Koşarak merdivenleri çıkmaya başladım. Metehanın odasına gittim ve temiz çarşaf , yastık ve battaniye alıp yanına koşarak gittim.
" iki dakika kalkabilir misin oradan Metehan?"
Şaşkınlıkla yüzüme baktı.
"Yatak mı yapacaksın buraya bana?"
Kalktı. Ben de yatağını hazırlamaya başladım.
"Dolunay yorulmana gerek yok, ben odamda yatarım."
Yatağını yaparken yüzüne bakmadan konuşmaya başladım:
"Hayır sıkılırsın orada, bak burası ne güzel hem televizyon izleriz."
Cevap vermesine fırsat vermeden kolundan tutup kanepeye götürdüm.
"Şimdi sen yat burada, ben de bi ateş ölçer bulup getireyim ateşine bakalım."
Battaniyeyi örtüyordu ki elinden aldım.
"Ateşlisin bunu örmeyeceğiz şimdi."
Battaniyeyi katlayıp koydum.

Banyodan ecza dolabı bulup içini açıp baktım. İhtiyacım olan her şey vardı burada.
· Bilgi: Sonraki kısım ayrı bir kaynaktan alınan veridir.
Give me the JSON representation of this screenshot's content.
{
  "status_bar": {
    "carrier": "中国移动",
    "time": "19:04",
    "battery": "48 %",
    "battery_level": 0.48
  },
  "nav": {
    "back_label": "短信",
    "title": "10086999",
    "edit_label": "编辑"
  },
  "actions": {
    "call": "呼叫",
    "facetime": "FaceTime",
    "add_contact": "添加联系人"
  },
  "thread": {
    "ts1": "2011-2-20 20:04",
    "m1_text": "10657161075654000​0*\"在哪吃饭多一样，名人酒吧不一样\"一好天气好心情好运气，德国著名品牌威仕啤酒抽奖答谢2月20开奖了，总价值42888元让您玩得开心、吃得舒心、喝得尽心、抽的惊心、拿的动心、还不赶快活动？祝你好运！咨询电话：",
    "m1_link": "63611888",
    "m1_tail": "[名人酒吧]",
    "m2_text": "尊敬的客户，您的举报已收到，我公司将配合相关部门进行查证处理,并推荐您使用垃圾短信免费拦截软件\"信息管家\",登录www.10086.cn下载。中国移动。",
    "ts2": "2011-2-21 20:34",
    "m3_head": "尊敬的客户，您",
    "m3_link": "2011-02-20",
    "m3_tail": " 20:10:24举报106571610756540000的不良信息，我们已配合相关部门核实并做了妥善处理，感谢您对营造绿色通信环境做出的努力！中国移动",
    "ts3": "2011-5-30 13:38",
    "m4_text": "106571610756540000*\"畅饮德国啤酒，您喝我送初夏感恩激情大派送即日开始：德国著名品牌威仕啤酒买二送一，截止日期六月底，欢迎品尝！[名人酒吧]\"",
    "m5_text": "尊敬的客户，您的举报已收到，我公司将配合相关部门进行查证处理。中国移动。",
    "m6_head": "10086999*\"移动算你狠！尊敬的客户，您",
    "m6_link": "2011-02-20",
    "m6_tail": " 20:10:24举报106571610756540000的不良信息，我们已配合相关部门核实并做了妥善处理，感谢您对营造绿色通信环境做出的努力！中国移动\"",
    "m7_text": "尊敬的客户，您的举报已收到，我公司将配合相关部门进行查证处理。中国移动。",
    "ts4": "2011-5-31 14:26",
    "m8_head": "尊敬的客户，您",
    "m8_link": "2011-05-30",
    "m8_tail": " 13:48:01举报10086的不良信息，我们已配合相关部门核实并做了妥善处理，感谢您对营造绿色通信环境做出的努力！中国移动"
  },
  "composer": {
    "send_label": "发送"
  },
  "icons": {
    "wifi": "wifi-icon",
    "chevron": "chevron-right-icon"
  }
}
Koşar adım Metehan'ın yanına gittim.
Gittiğimde gözleri kapanmıştı. Gözlerini açmadı uyuyordu. Ateş ölçer ile yanına yaklaşıp:
"Metehan ateşini ölçeceğim."
Gözleri hafif aralandı ben de ateş ölçeri ağzına sıkıştırdım ve beklemeye başladım.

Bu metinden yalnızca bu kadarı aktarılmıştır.